Bayerische Geschichten 9/2024: Wie der Fredl Fesl das Musikkabarett erfunden hat

Liebe Leserinnen und Leser,

am 25. Juni hat die Welt einen Großen verloren: Fredl Fesl ist gestorben – und wird als Erfinder des bayerischen Musikkabaretts in die Geschichte eingehen. Doch Fredl war noch so viel mehr! In seiner Autobiografie „Ohne Gaudi is ois nix“ – dank der großen Nachfrage neu aufgelegt, unverändert und reich bebildert – blicken wir zusammen mit ihm auf eine rundum ungewöhnliche Karriere zurück. Im gewohnten Fredl-Tonfall erinnert er sich an schöne wie skurrile Begegnungen und gibt private Anekdoten preis, von Barras bis „MUH“. Prominente Wegbegleiter von Konstantin Wecker über Martina Schwarzmann bis Hans Well haben dazu ihre persönlichen Erinnerungen beigesteuert.

Mit Pagenkopf, Vollbart und Gitarre wurde Fredl Fesl Mitte der 70er Jahre quasi über Nacht berühmt (Foto: Archiv Fredl Fesl).

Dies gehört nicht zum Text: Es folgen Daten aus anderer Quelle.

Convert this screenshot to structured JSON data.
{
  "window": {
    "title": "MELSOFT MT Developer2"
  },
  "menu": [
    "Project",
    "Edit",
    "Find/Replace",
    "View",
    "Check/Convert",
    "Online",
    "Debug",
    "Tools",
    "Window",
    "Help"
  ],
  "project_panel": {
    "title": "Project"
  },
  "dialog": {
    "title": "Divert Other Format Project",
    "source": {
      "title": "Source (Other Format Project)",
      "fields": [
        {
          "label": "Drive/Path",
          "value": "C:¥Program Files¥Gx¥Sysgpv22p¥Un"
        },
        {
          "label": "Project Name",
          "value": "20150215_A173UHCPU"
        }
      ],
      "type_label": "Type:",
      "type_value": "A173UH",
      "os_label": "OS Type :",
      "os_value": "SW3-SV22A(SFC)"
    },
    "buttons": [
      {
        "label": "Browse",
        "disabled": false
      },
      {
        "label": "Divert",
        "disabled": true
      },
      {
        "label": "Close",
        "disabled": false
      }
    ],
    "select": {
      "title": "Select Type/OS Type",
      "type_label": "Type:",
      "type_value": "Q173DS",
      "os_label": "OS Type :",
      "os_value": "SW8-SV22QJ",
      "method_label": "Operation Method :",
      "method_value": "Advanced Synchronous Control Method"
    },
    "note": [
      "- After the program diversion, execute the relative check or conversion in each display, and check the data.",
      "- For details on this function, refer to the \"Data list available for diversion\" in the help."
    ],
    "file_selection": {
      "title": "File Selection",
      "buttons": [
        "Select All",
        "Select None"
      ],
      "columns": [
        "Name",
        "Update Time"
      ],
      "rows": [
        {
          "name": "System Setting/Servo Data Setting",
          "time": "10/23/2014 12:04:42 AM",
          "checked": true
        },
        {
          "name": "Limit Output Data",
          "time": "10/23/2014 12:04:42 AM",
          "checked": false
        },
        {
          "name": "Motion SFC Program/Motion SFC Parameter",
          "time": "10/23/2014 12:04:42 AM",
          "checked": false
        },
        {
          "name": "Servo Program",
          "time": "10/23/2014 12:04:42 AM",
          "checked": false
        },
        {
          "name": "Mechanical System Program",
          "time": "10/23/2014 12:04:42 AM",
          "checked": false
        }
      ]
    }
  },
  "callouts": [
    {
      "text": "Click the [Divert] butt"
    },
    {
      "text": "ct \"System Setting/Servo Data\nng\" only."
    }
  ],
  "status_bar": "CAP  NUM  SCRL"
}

„Bin i froh, dass d’ do bist! Heit muasst spuin!“ Damit hatte Fredl Fesl nicht gerechnet, denn eigentlich hatte er auch an jenem denkwürdigen Abend seine Gitarre nur dabei, um sich – als Musiker getarnt – am Kassenfräulein vorbei in sein Stammlokal zu schmuggeln. Das „Song Parnass“ in der Einsteinstraße war im München der 70er Jahre die angesagteste Musikkneipe. Dort wurde Fredl Fesl nach diesem Abend, an dem er für eine kurzfristig ausgefallene Band einspringen musste, sozusagen versehentlich und über Nacht berühmt: Das Publikum war so begeistert von diesem lustigen Vogel mit der Gitarre, dass es ihn am nächsten und am übernächsten Tag gleich wieder hören wollte und auch noch Freunde und Bekannte hinschickte.

Der Handstand war fast 25 Jahre die Zugabe bei den Konzerten von Fredl Fesl – eine Zeit lang trat er aber auch als Zirkusakrobat auf (Foto: Archiv Fredl Fesl).

„Grüaß Gott beianand, ich bin da Fredl und möchte euch heit ein paar niederbayerische Lieder aus meiner niederbayerischen Heimat Niederbayern vorsingen. Des heißt, eigentlich möchte ich nicht, aber der Waschke Klaus, der hat gsagt, ich soll auf die Bühne und irgendwas macha. Weil ich der Oanzige bin, der a Gitarr’ dabei hat, muaß praktisch ich auf d’ Bühne, weil sonst koane Musiker da san. Aber des sag ma neamands …“ Immer fiel ihm etwas ein, was er noch sagen musste. So etwas hatte es bis dahin nicht gegeben: Ein Bühnenprogramm ohne Programm, eineinhalb Stunden kuriose Improvisation und hintersinnige Geschichten, dazwischen ein paar Lieder, manchmal einfach nur altbekannte Volkslieder, für die er neue, völlig verquere Texte erfunden hatte.

Um das Jahr 1980 fanden Hans, Michael und Stofferl Well als Biermösl Blosn mit Gerhard Polt zusammen (Foto: Dr. Alexander Früchte).

Kein Wunder, dass der junge Fredl mit der Prinz-Eisenherz-Frisur und dem Vollbart bald übermütig wurde. Als er einmal bei einem Auftritt im „MUH“, dem legendären „Musikalischen Unterholz“ in der Hackenstraße, in der Pause mit einigen jungen Leuten in Tracht ins Gespräch kam, die ihm erzählten, dass sie von einem eigenen Volksmusikauftritt kämen und dass sie alle Geschwister seien, da bat er den jüngsten von ihnen mit seiner Trompete auf die Bühne. Aus der Idee, den braven Musikanten mit seinen eigenen Trompetenkünsten zu übertrumpfen, wurde dann aber leider gar nichts – denn er hatte Stofferl Well, das musikalische Wunderkind der späteren Biermösl Blosn auf die Bühne geholt. Und der spielte ihn in Grund und Boden. Die Legende aber besagt, dass Hans Well an diesem Abend beschloss, es dem großen Fredl Fesl und seiner Erfindung, für die sich erst später der Begriff „Musikkabarett“ etablierte, nachzutun.